The cost of building and administering a network of 9,000 trustworthy agents to carry the cash that must be paid at the end of the chain means it has yet to make a profit, Joseph said.

But beyond simple profit, Zain Africa chief executive Chris Gabriel said the real value of mobile cash to phone firms lies in securing a long-term connection with customers as cut-throat competition in the mobile market eats into revenues.

We see it as a tool to create stickiness, Gabriel said. Yes, it's a revenue service but at the cost of an SMS, you're not going to get rich quickly.

Zain and Safaricom, part-owned by Britain's Vodafone, can also handle cross-border transfers, allowing them to tilt for a slice of global remittance flows, worth over $380 billion in 2008, according to the London-based International Association of Money Transfer Networks.

GRASSROOTS GROWTH

Cell phone cash has already gone deep into Kenya.

Companies such as tea or coffee plantation owners are finding they can pay staff salaries via mobile phone and charities can receive and distribute aid, as the Red Cross did during the violence after Kenya's 2007 elections.

Although the phenomenon is young, the World Bank in Africa has labeled it a cornerstone for development for its potential to mobilize remote rural economies.

University of Edinburgh researcher Olga Morawczynski said villages were getting up to 30 percent more in remittances due to M-PESA, allowing farmers to diversify out of subsistence agriculture into small businesses such as furniture making or running a small roadside kiosk.

It's allowed money to penetrate more easily into rural areas where it's really needed, Morawczynski told Reuters.
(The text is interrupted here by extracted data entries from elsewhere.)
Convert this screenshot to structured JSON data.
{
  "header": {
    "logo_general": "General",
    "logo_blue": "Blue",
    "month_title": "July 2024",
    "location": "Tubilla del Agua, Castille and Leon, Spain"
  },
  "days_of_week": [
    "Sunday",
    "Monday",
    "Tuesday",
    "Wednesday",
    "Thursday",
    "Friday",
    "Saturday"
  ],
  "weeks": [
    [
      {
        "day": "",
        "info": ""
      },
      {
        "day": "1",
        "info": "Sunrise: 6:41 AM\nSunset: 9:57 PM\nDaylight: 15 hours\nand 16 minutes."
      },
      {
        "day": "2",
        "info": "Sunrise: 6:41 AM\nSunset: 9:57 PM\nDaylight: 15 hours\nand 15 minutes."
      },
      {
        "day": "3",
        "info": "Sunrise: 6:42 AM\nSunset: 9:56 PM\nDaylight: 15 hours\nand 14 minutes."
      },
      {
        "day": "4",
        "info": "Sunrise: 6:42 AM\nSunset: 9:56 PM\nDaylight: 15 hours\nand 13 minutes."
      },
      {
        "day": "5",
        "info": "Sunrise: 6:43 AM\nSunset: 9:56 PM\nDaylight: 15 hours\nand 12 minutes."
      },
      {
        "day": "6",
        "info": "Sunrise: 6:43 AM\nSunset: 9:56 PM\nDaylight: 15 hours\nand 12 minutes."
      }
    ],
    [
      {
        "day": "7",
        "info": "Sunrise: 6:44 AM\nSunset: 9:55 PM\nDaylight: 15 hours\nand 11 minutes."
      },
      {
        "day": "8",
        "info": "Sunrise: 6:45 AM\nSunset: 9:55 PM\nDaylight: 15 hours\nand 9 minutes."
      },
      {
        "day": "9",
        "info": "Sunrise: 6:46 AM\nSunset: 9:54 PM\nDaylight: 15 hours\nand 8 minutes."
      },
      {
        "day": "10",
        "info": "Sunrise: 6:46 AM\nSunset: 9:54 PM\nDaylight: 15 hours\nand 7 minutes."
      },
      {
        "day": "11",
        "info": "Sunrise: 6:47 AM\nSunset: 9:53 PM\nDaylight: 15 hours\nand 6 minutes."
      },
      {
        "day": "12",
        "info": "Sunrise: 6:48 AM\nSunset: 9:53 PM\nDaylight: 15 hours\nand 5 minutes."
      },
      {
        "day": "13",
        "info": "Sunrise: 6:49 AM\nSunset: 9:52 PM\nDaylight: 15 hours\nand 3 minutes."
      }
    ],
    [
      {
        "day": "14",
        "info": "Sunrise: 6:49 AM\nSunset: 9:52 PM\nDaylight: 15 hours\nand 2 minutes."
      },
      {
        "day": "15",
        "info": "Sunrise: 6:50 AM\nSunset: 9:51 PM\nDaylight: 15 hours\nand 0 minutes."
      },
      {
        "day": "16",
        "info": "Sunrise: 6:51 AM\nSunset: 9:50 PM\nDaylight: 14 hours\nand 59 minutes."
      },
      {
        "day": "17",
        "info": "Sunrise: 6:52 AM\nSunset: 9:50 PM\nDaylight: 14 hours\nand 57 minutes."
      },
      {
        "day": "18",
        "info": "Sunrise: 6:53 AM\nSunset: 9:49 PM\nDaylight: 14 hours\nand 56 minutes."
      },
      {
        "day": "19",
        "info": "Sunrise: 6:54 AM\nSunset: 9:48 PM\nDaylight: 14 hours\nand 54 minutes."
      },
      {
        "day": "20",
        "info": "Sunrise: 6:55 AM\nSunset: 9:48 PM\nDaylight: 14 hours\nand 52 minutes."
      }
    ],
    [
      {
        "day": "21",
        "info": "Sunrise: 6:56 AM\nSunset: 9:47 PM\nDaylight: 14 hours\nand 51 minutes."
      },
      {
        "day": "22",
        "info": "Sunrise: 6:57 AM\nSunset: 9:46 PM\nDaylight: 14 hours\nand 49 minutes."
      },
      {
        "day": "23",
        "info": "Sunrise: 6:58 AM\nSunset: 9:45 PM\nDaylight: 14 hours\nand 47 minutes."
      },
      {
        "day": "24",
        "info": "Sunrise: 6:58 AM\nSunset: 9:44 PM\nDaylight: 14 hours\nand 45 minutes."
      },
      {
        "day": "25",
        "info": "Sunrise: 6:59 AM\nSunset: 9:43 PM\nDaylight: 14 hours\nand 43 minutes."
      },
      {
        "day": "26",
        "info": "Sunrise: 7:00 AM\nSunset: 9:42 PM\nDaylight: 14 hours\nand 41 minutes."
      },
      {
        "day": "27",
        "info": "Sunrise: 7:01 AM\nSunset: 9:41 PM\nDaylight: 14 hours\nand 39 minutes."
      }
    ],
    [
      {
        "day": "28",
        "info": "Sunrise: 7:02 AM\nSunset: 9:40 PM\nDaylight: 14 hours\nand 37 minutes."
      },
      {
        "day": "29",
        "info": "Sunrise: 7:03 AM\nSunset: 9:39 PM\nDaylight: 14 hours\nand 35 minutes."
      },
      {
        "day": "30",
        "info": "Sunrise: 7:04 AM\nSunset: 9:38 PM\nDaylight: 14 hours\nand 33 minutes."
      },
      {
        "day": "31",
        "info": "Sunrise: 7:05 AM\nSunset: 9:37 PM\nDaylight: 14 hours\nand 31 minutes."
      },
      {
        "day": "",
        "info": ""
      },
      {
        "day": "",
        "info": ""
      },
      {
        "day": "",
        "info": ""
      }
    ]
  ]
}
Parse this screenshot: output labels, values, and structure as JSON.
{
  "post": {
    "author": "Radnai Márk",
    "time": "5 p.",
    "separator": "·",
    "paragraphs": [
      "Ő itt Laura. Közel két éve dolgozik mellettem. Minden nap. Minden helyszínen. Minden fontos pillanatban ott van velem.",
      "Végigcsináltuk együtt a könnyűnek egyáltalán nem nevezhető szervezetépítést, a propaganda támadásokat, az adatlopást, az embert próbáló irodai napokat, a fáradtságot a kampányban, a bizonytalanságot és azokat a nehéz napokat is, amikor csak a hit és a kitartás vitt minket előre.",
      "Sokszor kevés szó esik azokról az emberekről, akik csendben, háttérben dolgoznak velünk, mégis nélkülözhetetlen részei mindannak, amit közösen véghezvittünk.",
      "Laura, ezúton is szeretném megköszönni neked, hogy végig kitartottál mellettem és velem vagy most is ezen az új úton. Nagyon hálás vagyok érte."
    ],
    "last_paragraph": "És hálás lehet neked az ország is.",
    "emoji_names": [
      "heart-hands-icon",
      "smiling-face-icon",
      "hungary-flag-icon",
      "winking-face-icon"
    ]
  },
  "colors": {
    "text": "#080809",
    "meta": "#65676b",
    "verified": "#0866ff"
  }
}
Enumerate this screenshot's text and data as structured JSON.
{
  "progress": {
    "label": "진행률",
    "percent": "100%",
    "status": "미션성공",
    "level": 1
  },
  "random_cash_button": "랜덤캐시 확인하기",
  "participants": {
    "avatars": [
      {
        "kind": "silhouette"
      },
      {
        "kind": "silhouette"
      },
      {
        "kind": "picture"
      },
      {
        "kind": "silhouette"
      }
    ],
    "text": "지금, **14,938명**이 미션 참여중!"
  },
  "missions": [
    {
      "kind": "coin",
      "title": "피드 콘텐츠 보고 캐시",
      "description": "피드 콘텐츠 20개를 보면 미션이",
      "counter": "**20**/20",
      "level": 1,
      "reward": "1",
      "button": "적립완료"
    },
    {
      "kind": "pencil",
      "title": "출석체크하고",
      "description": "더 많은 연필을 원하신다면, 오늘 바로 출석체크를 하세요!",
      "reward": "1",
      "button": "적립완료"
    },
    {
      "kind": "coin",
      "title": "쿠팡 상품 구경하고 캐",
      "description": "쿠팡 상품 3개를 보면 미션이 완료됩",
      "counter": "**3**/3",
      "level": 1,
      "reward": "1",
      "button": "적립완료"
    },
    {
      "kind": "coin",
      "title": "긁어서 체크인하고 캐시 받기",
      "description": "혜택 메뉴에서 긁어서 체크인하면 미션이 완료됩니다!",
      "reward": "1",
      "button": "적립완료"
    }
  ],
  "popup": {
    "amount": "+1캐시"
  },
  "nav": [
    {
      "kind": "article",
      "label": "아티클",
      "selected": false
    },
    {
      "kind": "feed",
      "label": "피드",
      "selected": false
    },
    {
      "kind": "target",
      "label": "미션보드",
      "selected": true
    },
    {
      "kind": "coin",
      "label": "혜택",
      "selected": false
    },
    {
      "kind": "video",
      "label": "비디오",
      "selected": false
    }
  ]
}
Despite occasional tensions with the phone firms, most banks know they cannot compete on their own and so are happy to provide the cash float for the systems in the belief that in the long-term they are opening up a channel to potential customers.

It's partly a question of education, said Ravind Ramanah, head of marketing, emerging markets, at BNP Paribas, France Telecom's partner in its Orange Money service now piloting in Ivory Coast.

We believe a portion of clients will start with the basic banking service via mobile, and once they are used to that they will move to a normal bank account, Ramanah said.

There is no question, however, who is in charge.

We're treading ground that's never been trodden before, Safaricom's Joseph said. It's going to be introduced into other countries in the years ahead, and banks may have to change their working model in order to work with us.